Да верно, после 1955 года Вера приобрела пистолет, только хранился он не в сумочке, а в обувной коробке. И, насколько нам известно, никогда на лекции она его не брала.
6
Набоков: продолжение вводного курса
Вся эта тема двойничества — страшная скука.
Набоков. Твердые суждения (пер. М. Мейлаха)
1
Тихой спутницей ее, пожалуй, назвать нельзя, голос у нее был довольно громкий. На вопрос, прислушивался ли Владимир к мнению жены, Елена Левин со смехом восклицает: «Да с Верой вообще так вопрос никогда не стоял!» Едва выйдя из лекционного зала, ассистент профессора Набокова тотчас проявляла характер. Уилсон вспоминал, как Вера «прямо-таки с беспощадностью» втягивает его в дискуссию о поэзии; непосредственно с окружающими она могла быть резка, почти груба. Преподавательская среда Корнелла — а попавший под руку домовладелец и подавно — первой ощутила на себе такое ее обращение. Осенний семестр 1952 года Набоковы провели в только что построенном, с застекленным фронтоном доме номер 106 по Хэмптон-роуд, по поводу которого у Веры на целый семестр хватило разговоров. Блох, слава Богу, там не оказалось; но как быть с назойливым лунным светом? (Профессор Вигендт с женой, сами только что въехавшие, предложили завесить окна шторами или на крайний случай простынями.) У Герберта Вигендта обнаружились и ответные претензии, которые, когда Набоковы переместились в Кембридж, он 10 февраля 1953 года без обиняков высказал Владимиру в письме. В основном претензии касались ущерба, причиненного только что положенному в кухне линолеуму, а также испарившегося набора ножей. С обратной почтой пришло объяснение: «Вашего столового серебра мы не трогали. Ножи ваши в глаза не видели. Ничем плитку в вашей ванной на первом этаже не терли, ни едким, никаким иным средством», — парирует Вера под именем Владимира и добавляет: «И совершенно не способствовали „задиранию“ вашего линолеума».

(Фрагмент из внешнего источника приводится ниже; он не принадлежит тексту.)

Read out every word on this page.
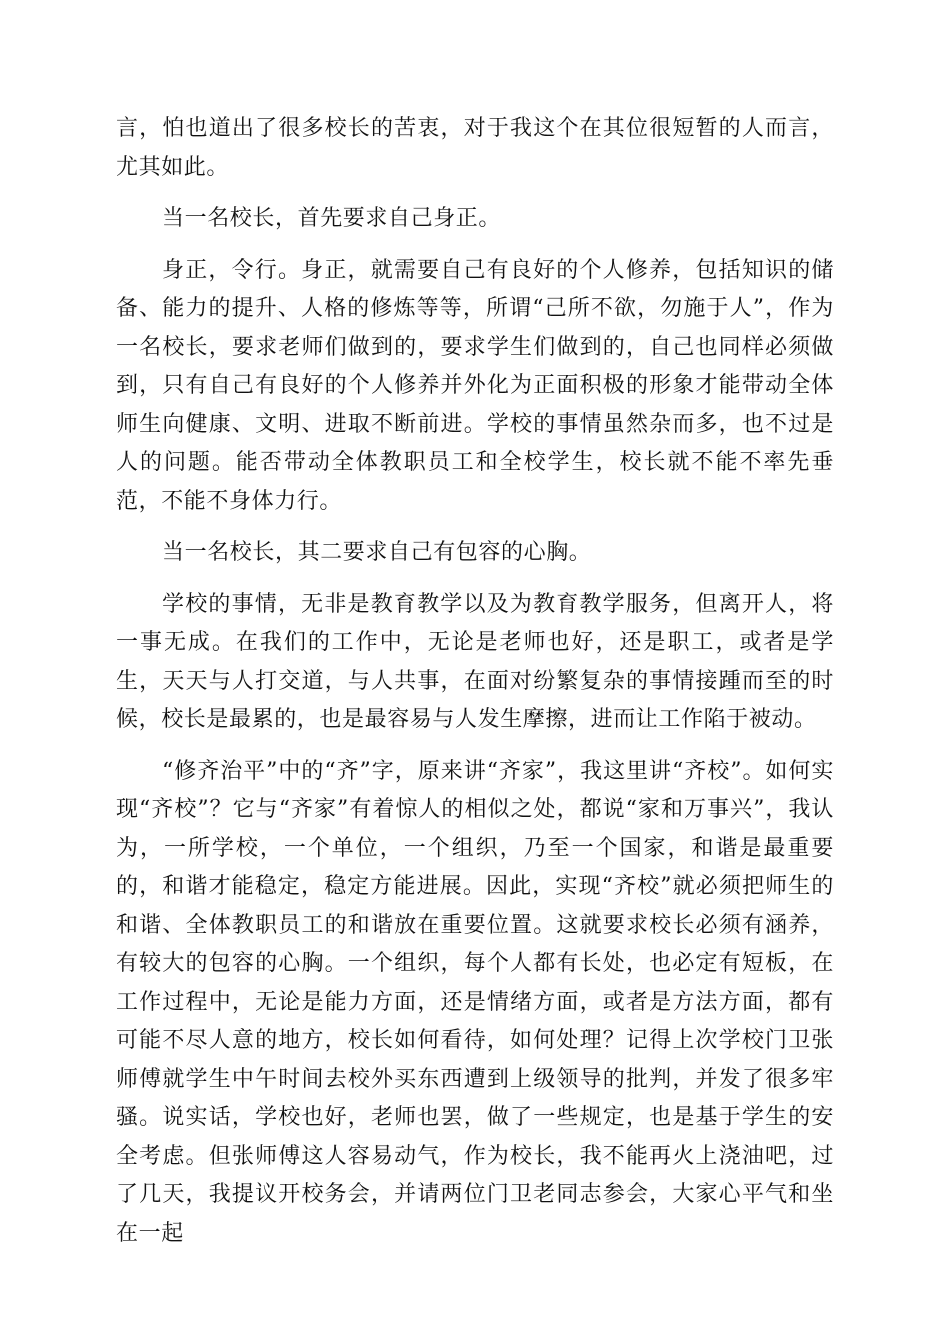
言，怕也道出了很多校长的苦衷，对于我这个在其位很短暂的人而言，尤其如此。

当一名校长，首先要求自己身正。

身正，令行。身正，就需要自己有良好的个人修养，包括知识的储备、能力的提升、人格的修炼等等，所谓“己所不欲，勿施于人”，作为一名校长，要求老师们做到的，要求学生们做到的，自己也同样必须做到，只有自己有良好的个人修养并外化为正面积极的形象才能带动全体师生向健康、文明、进取不断前进。学校的事情虽然杂而多，也不过是人的问题。能否带动全体教职员工和全校学生，校长就不能不率先垂范，不能不身体力行。

当一名校长，其二要求自己有包容的心胸。

学校的事情，无非是教育教学以及为教育教学服务，但离开人，将一事无成。在我们的工作中，无论是老师也好，还是职工，或者是学生，天天与人打交道，与人共事，在面对纷繁复杂的事情接踵而至的时候，校长是最累的，也是最容易与人发生摩擦，进而让工作陷于被动。

“修齐治平”中的“齐”字，原来讲“齐家”，我这里讲“齐校”。如何实现“齐校”？它与“齐家”有着惊人的相似之处，都说“家和万事兴”，我认为，一所学校，一个单位，一个组织，乃至一个国家，和谐是最重要的，和谐才能稳定，稳定方能进展。因此，实现“齐校”就必须把师生的和谐、全体教职员工的和谐放在重要位置。这就要求校长必须有涵养，有较大的包容的心胸。一个组织，每个人都有长处，也必定有短板，在工作过程中，无论是能力方面，还是情绪方面，或者是方法方面，都有可能不尽人意的地方，校长如何看待，如何处理？记得上次学校门卫张师傅就学生中午时间去校外买东西遭到上级领导的批判，并发了很多牢骚。说实话，学校也好，老师也罢，做了一些规定，也是基于学生的安全考虑。但张师傅这人容易动气，作为校长，我不能再火上浇油吧，过了几天，我提议开校务会，并请两位门卫老同志参会，大家心平气和坐在一起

Так называемое общение с большинством преподавателей и их женами могло, в зависимости от компании, спровоцировать и у Набоковых вызывающее поведение. Весной 1958 года профессор Уильям Моултон с женой позвали к себе на коктейль Набоковых, приглашенного в университет профессора немецкой литературы Эрика Блэкхолла, а также декана факультета. Вера взорвала эту встречу яростной атакой на лежавший на столике в гостиной Моултонов альбом Вильгельма Буша, как яркий образчик немецкой брутальности. В конце концов Дженни Моултон удалось спасти положение, после чего она подвела вновь прибывшего профессора к сидевшей на диване Вере. Та полюбопытствовала, чем тот занимается. «Гете», — ответил Блэкхолл. «Я считаю, что „Фауст“ — самая слабая из всех существующих драм!» — заявила Вера к вящему изумлению гостя и явному удовольствию своего мужа. Казалось, ей нравится вызывать общее замешательство. Затем Вера осведомилась у двадцативосьмилетнего начинающего преподавателя, не воротит ли его от этих новых французских писателей и, если да, зачем про них рассказывать студентам. Сама безапелляционная манера выносить приговор потрясла юношу. Как знать, возможно, Вера научилась швырять перчатку у мужа, который выпаливал по коллегам залпами, аналогичными тем, что как раз пришлись по душе преподавателю французской литературы Жан-Жаку Деморе: «Простите, разве Стендаль в своей жизни написал хоть одну сносную строку?», «Неужто хоть один из прилично пишущих французов продолжает считать Достоевского стоящим писателем?», «Вы впрямь ожидаете, что у вас в стране еще появятся такие мастера, как Боссюэ или Шатобриан?» Вера знала, что ее полемические выпады весьма забавляют мужа, встречавшего их с благосклонной улыбкой, как случалось всякий раз, когда незадачливый собеседник наступал жене на любимую мозоль. И не меньше Набокова она была способна «вызвать раздражение умника и озадачить простофилю». (На самом деле с умниками она обходилась даже круче, чем с простофилями.) Вдобавок Набоковы временами выступали дуэтом. Оден — не единственная жертва, сперва гневно заклейменная Верой, а потом, в тех же выражениях, Владимиром; супруги синхронно совершали нападки также и на Джейн Остен, чье непомерно захваленное дарование подвергали в гостях критике с обоих концов стола. Утверждали, что она ничем не лучше огромного множества французских писателей девятнадцатого века. Все это происходило в доме руководителя программы художественной литературы Корнеллского университета.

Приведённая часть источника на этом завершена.